PASCAL MOESCHLER – Biologiste / Ex-conservateur au Muséum d’Histoire naturelle de Genève (©droits réservés – RTS/MHN)

Pascal Moeschler, depuis toujours, tous vos centres d’intérêts tournent autour d’un univers commun : la nuit. Vous étudiez les chiroptères (les chauves-souris), vous jouez du violon le soir dans les bars, vous créez les évènements « La Nuit est Belle » et inventez la science de la « Noctilogie »…Alors tout d’abord, pourquoi s’intéresser à la nuit ?



Moi j’aime bien m’intéresser à des domaines peu étudiés ou sous estimés.
Alors ce n’est pas rien la nuit ! C’est la moitié de ce qu’est la Terre… Nous connaissons des tas de choses sur le jour. Dès qu’il s’agit de parler de la crise environnementale, des écosystèmes, c’est le jour, le jour, le jour…Et pourtant, il y a le fonctionnement de la nuit : c’est un peu la grande oubliée. Il faut commencer à réfléchir plus intellectuellement, philosophiquement, à la problématique de la nuit, des nuisances, de la pollution lumineuse.

Nous ne sommes donc non pas devant une page blanche mais plutôt devant une page noire…



C’est ça ! Il y a tout à faire. Mais bon, on avance tout de même. Un mouvement général se créé au niveau mondial. Une sorte de prise de conscience arrive progressivement…Il faut faire des conférences, prendre son bâton de pellerin, aller écouter les gens. « La philo » c’est un de mes dadas et je pense qu’il faut se poser la question : si on a un problème d’ environnement, est-ce qu’il faut réfléchir qu’avec ce problème précis ou l’inscrire dans un ensemble ? Avec la nuit tout le monde parle de pollution lumineuse, de l’effet des lumières artificielles…

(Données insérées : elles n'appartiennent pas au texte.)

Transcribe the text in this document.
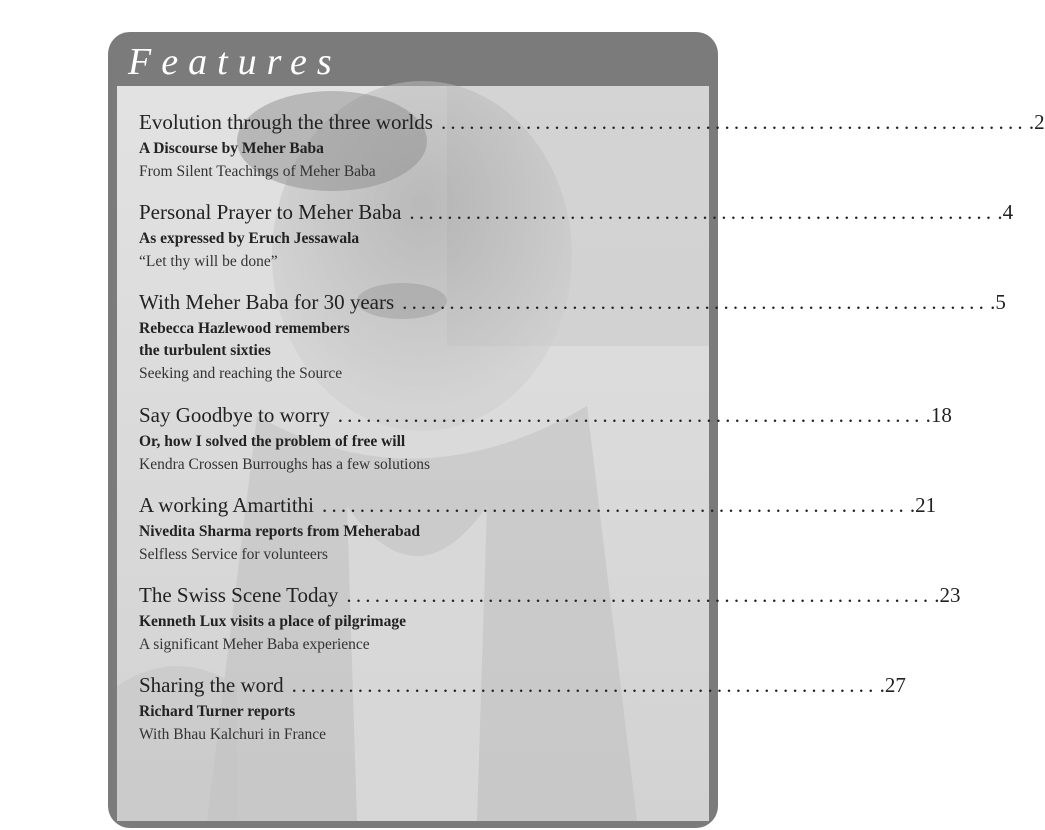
Features
Evolution through the three worlds .............................................................. .2
A Discourse by Meher Baba
From Silent Teachings of Meher Baba
Personal Prayer to Meher Baba .............................................................. .4
As expressed by Eruch Jessawala
“Let thy will be done”
With Meher Baba for 30 years .............................................................. .5
Rebecca Hazlewood remembers
the turbulent sixties
Seeking and reaching the Source
Say Goodbye to worry .............................................................. .18
Or, how I solved the problem of free will
Kendra Crossen Burroughs has a few solutions
A working Amartithi .............................................................. .21
Nivedita Sharma reports from Meherabad
Selfless Service for volunteers
The Swiss Scene Today .............................................................. .23
Kenneth Lux visits a place of pilgrimage
A significant Meher Baba experience
Sharing the word .............................................................. .27
Richard Turner reports
With Bhau Kalchuri in France
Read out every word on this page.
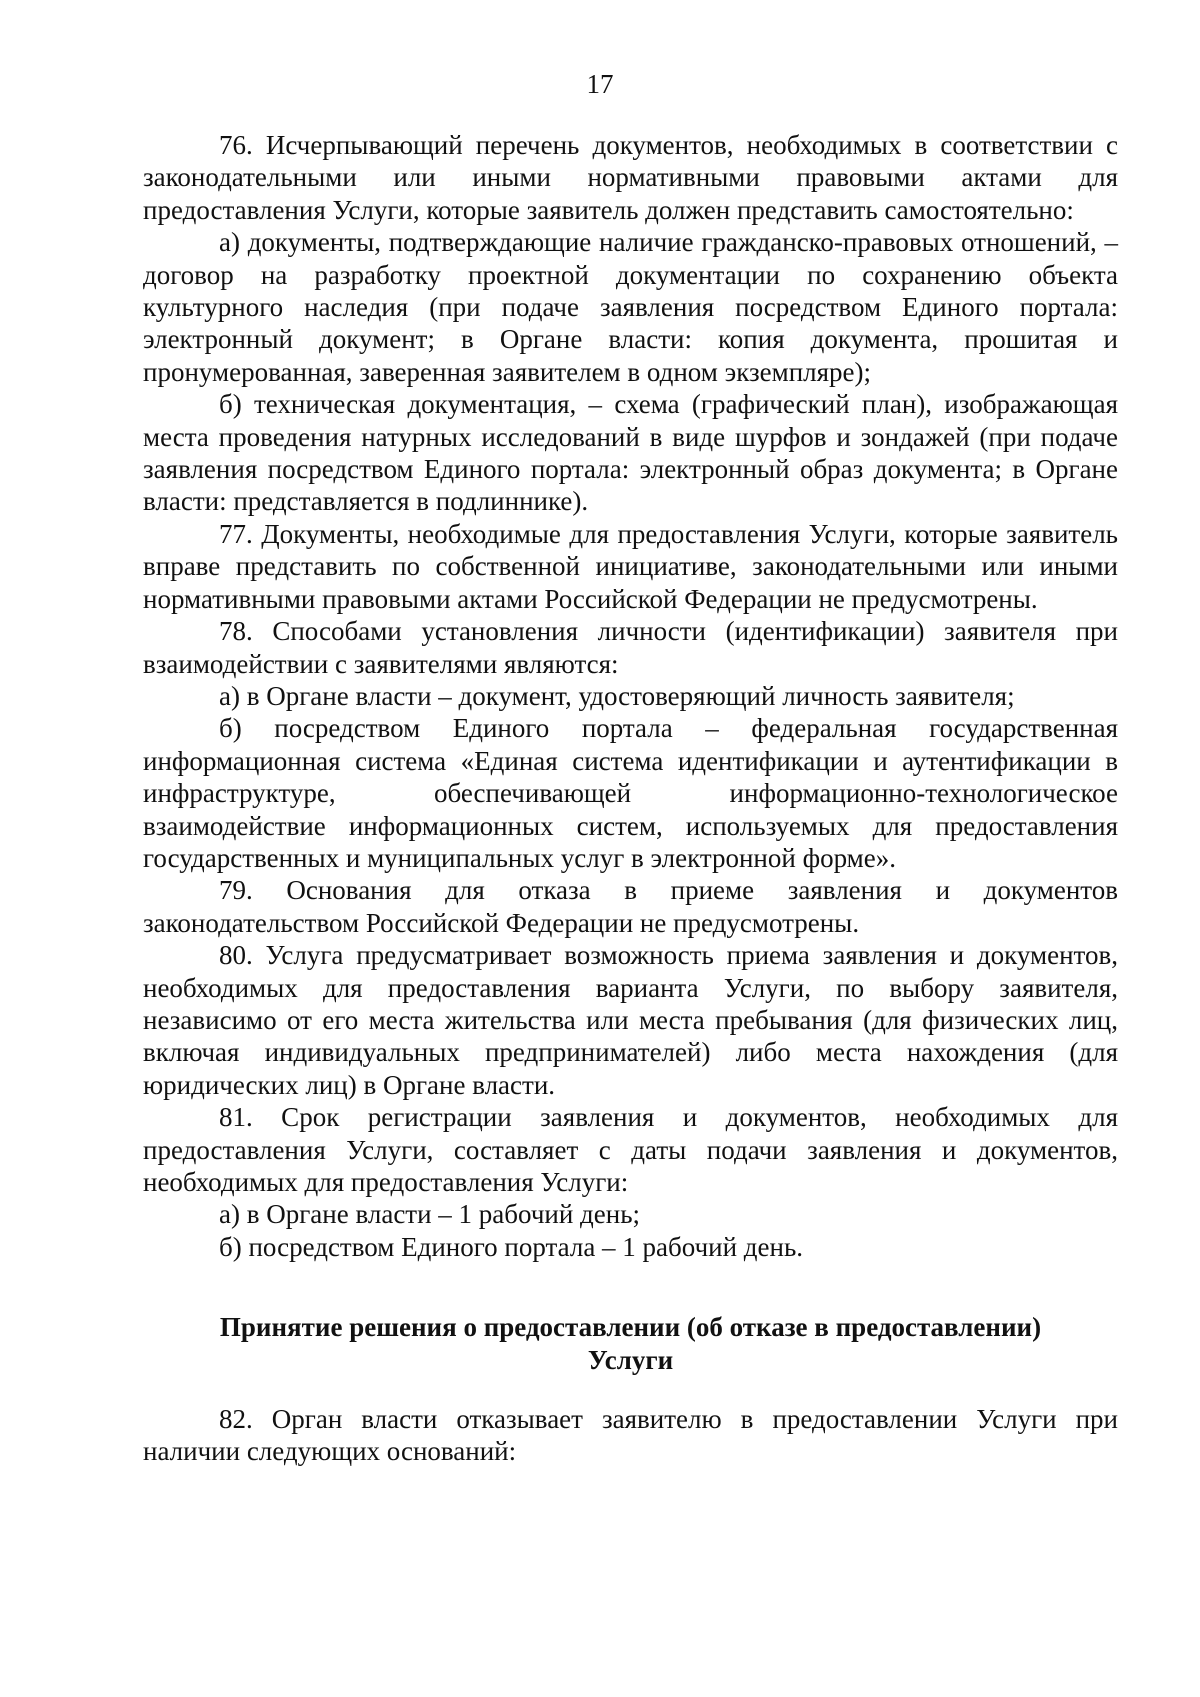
17

76. Исчерпывающий перечень документов, необходимых в соответствии с законодательными или иными нормативными правовыми актами для предоставления Услуги, которые заявитель должен представить самостоятельно:

а) документы, подтверждающие наличие гражданско-правовых отношений, – договор на разработку проектной документации по сохранению объекта культурного наследия (при подаче заявления посредством Единого портала: электронный документ; в Органе власти: копия документа, прошитая и пронумерованная, заверенная заявителем в одном экземпляре);

б) техническая документация, – схема (графический план), изображающая места проведения натурных исследований в виде шурфов и зондажей (при подаче заявления посредством Единого портала: электронный образ документа; в Органе власти: представляется в подлиннике).

77. Документы, необходимые для предоставления Услуги, которые заявитель вправе представить по собственной инициативе, законодательными или иными нормативными правовыми актами Российской Федерации не предусмотрены.

78. Способами установления личности (идентификации) заявителя при взаимодействии с заявителями являются:

а) в Органе власти – документ, удостоверяющий личность заявителя;

б) посредством Единого портала – федеральная государственная информационная система «Единая система идентификации и аутентификации в инфраструктуре, обеспечивающей информационно-технологическое взаимодействие информационных систем, используемых для предоставления государственных и муниципальных услуг в электронной форме».

79. Основания для отказа в приеме заявления и документов законодательством Российской Федерации не предусмотрены.

80. Услуга предусматривает возможность приема заявления и документов, необходимых для предоставления варианта Услуги, по выбору заявителя, независимо от его места жительства или места пребывания (для физических лиц, включая индивидуальных предпринимателей) либо места нахождения (для юридических лиц) в Органе власти.

81. Срок регистрации заявления и документов, необходимых для предоставления Услуги, составляет с даты подачи заявления и документов, необходимых для предоставления Услуги:

а) в Органе власти – 1 рабочий день;

б) посредством Единого портала – 1 рабочий день.

Принятие решения о предоставлении (об отказе в предоставлении)
Услуги

82. Орган власти отказывает заявителю в предоставлении Услуги при наличии следующих оснований:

Depuis quand parle-t-on de pollution lumineuse ?

C’est quelque chose de très vieux. Je dirais début du XXème siècle. Les ornithologues disent depuis longtemps que les éclairages trompent les oiseaux, qu’il y a des tas de mortalités. Les astronomes se plaignent de ne plus pouvoir observer les étoiles depuis les villes, ils doivent aller aux sommets des montagnes. La lumière perturbe notre rythme du sommeil…On passe de nuisance lumineuse à la pollution lumineuse dès lors que la vie et ses écosystèmes sont mis en danger… Même la fiction se sert de cette thématique, dans « Les Oiseaux » d’Alfred Hitchcock, les animaux sont attirés par un point lumineux et deviennent fous : c’est de la pollution lumineuse…Donc en fait, les gens avec leurs problématiques propres, mettent le doigt sur ce même problème.

En 2019 vous créé l’évènement « La Nuit est Belle » pour éveiller les consciences à l’accélération du problème mondial de la pollution lumineuse…

Exactement, l’éveil des consciences se fait de façon très positive. C’est un projet rassembleur.

De quoi s’agit-il exactement ?



« La Nuit est Belle », c’est éteindre toutes les lumières d’une ville pendant toute une nuit. Le projet a très bien marché en 2019, encore mieux en 2020. La ville devient autre. Les voitures roulent plus lentement, il y a moins de bruit. On économise de l’énergie…Il y a des communes genevoises et de France voisine (comme Archamp) qui dorénavant éteignent systématiquement leurs lumières de onze heure du soir à six heure du matin. Le concept s’est même exporté à Lyon et la ville le pratique chaque année. 

La classe politique a donc bien accueillie « la Nuit est Belle »…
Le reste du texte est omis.